U.S. presented Iran roadmap on sanctions relief in Vienna talks
During this week's nuclear talks in Vienna, the U.S. provided Iran with an outline of the sanctions it was prepared to remove as part of a mutual return to full compliance with the 2015 nuclear deal, a senior State Department official told reporters on Wednesday.
Why it matters: Iran has thus far demanded that the roughly 1,500 sanctions imposed by the Trump administration all be lifted, but the Biden administration says that's a non-starter.
- The removal of the sanctions is highly politically charged in Congress. Israel and other U.S. partners in the Middle East are also very concerned.
- Because Iran has refused to meet directly with the U.S., EU mediators presented Iran with the U.S. position on sanctions.
Breaking it down: The U.S. broke the sanctions into three categories:
- Nuclear-related sanctions the U.S. must remove to return to full compliance.
- Non-nuclear sanctions the U.S. does not need to remove.
- Sanctions imposed by the Trump administration under a non-nuclear pretext, but which the Biden administration believes were only meant to obstruct a return to the nuclear deal.
- The U.S. told Iran it will need to review all the sanctions in the third category to determine whether they were warranted or could be lifted.
Another issue discussed in the talks was the sequencing of the steps Iran and the U.S. would have to take.

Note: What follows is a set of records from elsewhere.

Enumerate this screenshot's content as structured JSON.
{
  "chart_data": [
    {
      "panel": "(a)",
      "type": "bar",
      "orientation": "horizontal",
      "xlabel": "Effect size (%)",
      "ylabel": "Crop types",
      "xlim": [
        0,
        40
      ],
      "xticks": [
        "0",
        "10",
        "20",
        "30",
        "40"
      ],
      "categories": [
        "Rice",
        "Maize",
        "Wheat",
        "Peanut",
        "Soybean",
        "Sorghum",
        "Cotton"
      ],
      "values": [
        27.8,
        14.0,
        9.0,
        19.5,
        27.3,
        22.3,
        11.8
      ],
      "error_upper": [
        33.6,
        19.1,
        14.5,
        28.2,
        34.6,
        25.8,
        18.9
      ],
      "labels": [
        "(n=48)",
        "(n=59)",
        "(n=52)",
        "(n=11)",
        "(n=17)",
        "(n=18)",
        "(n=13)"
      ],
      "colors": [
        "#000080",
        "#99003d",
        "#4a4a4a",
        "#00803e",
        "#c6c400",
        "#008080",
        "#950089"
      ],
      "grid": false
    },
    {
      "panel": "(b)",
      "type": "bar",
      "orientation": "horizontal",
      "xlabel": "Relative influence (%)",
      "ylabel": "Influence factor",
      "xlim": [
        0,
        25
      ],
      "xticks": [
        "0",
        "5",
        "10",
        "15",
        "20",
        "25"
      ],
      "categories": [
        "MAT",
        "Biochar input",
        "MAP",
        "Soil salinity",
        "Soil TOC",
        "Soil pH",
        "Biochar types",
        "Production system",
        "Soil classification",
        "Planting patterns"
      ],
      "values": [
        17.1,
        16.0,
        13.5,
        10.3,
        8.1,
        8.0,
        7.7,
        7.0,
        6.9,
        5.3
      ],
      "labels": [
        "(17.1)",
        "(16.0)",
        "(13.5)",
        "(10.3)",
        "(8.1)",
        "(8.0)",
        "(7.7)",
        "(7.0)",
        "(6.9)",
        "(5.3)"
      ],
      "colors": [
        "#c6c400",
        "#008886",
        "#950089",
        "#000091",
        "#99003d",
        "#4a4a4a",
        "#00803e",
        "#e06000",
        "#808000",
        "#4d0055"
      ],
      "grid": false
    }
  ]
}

- The State Department official said the U.S. made clear to Iran it will not agree to remove all sanctions before Iran takes any action at all.
What they're saying: Some progress was made in Vienna, but not enough to change the picture dramatically from one week ago, the official said.
- “We have more clarity about what the U.S. needs to do to go back to full compliance with the JCPOA and Iran knows better what it needs to do to go back to full compliance," the official said.
- But clarity doesn’t mean consensus, the official said, and there's still a long way to go.
What’s next: The State Department official didn’t rule out the possibility of getting a deal by mid-May. He stressed that the U.S. wants to get to an agreement as soon as possible, but not at the expense of getting an appropriate deal.